I’m not against the state funding parties as a matter of principle; I just think they don’t deserve it right now.
Short money is a logical state funding mechanism. It’s a modest sum that goes to opposition parties, proportionately according to the number of MPs they returned, to support them in holding the government parties to account. But a £100 million fund for the mainstream parties takes things to a whole new scale.
There’s a recurring theme in discussions about the nature of the Labour Party. Are we a party owned by its members or are we a club of supporters of a political viewpoint espoused by our leaders? The compromise position upon which we balance delicately enables the party leadership to have the best of both worlds.
Labour members are offered scraps of democracy, just sufficient to ensure they continue to pay their subs and knock on doors, but no more. If the leader wants to abolish shadow cabinet elections, rule changes are rushed through without delay, but if party members want a say in making policy, that’s subject to a long consultation process about how that might best be achieved, no doubt resulting in a negligible tweaking of the National Policy Forum.
This is the internet age. If you want to know what party members think about Free Schools for example just send us an email with a link to a survey. It’s not hard.
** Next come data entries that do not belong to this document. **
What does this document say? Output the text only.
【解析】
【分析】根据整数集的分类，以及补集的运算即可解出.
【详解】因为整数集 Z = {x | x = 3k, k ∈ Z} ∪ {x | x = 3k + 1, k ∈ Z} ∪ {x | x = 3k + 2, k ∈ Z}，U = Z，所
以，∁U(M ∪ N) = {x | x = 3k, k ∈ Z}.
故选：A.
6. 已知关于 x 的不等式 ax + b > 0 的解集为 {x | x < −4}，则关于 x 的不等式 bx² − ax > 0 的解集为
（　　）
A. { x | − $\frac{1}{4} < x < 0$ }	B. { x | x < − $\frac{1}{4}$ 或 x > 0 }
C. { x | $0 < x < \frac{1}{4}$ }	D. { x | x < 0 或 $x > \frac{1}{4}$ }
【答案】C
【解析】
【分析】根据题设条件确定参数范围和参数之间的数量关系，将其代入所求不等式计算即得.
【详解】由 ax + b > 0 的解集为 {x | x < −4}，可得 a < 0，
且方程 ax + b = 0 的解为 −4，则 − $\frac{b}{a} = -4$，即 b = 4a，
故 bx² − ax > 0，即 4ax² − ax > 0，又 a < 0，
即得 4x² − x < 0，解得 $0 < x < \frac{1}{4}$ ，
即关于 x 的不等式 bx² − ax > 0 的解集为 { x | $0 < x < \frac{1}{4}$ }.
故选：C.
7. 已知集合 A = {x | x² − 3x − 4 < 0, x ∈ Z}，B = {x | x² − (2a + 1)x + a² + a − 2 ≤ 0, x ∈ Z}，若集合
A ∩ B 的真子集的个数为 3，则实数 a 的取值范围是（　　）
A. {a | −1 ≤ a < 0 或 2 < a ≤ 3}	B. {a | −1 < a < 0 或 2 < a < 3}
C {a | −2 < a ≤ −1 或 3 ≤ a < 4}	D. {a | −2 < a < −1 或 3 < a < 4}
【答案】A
That’s not to say improvements don’t happen. But if a leader truly wanted the party to be democratic you would see a cascade of rule changes appear on the NEC agenda and the job would be done within a month.
Members’ subs aren’t the biggest portion of Labour’s finances – that would be the unions. But we are the bread and butter. We just keep paying the direct debits – a reasonably regular cashflow of a reasonably predictable size.
But giving the Labour Party £30 million a year of state funding (presuming 30% share of a £100m budget) would radically change the dynamic between the members and the leadership – perhaps even the unions too. There would no longer be any need to maintain the pretence of being a party of its members.
It could of course be spun. The unions could be told to back one member one vote or disaffiliate, setting up a healthy battle with the unions where the leadership wins the support of the Daily Mail. Equally, members who have a concern with “Purple Book” style reforms can be told that maybe they’re in the wrong party and perhaps they would like to leave – again to the applause of “Middle England”.
We could dispense with the discomfort of letting CLPs choose their candidates. An adoption of open primaries would be affordable with that scale of state funding and would be hailed as Labour looking to the public instead of focusing on internal discussions. But of course, once the members aren’t choosing the candidates, what logic is there for limiting your pool of candidates simply to those who are party members?
And for all the party members and activists we would lose, the calculation is that those activists would be replaced with bright young door-knockers doing so as “fans” of the candidate – American style – rather than as lifelong party stakeholders.
Party funding of this scale fills the gap that would otherwise prevent us from becoming US-style candidate fan clubs. In America they have a long tradition of philanthropy and political donations are seen as philanthropic. So there’s money in politics in the US in a way that there isn’t in the UK. A political slush fund of £100m a year would change that equation.
It would allow better funding of the “air war” – posters, media management and the like – with less reliance on getting activists onto doorsteps.
Members’ involvement in policy making wouldn’t be necessary at all. People who like Labour’s policies would be told they are welcome, people who don’t would soon find out they are not. Party Conference would soon slip into an annual jamboree of pep talks and aspiring candidates seeking a name for themselves. Any “business” wouldn’t really require member input.
I don’t believe this is what Ed Miliband wants. I don’t believe that those who do want it would readily admit so. Their logic is that the party needs the money and we should go for it.
But the middle-class-fetishising purple bookers, who would take over the party for ever, need one thing from us. They want the brand name; the Labour Party that has stood for people, for progress and equality for a century – that’s worth taking. That will be worth votes for a long while yet – regardless of the policies.
And when votes are calculated in pounds, the faction that takes over the party will have a distinct financial advantage over those people forced into new parties with new brands to build.
So it’s not that I oppose state funding of political parties as a matter of principle. But until the leadership concedes the impact it would have on the dynamics of power in the party and democratises it accordingly; until they lock pluralism into our structures and constitution so that we can withstand the change and remain a members’ party; until then, I just don’t trust them.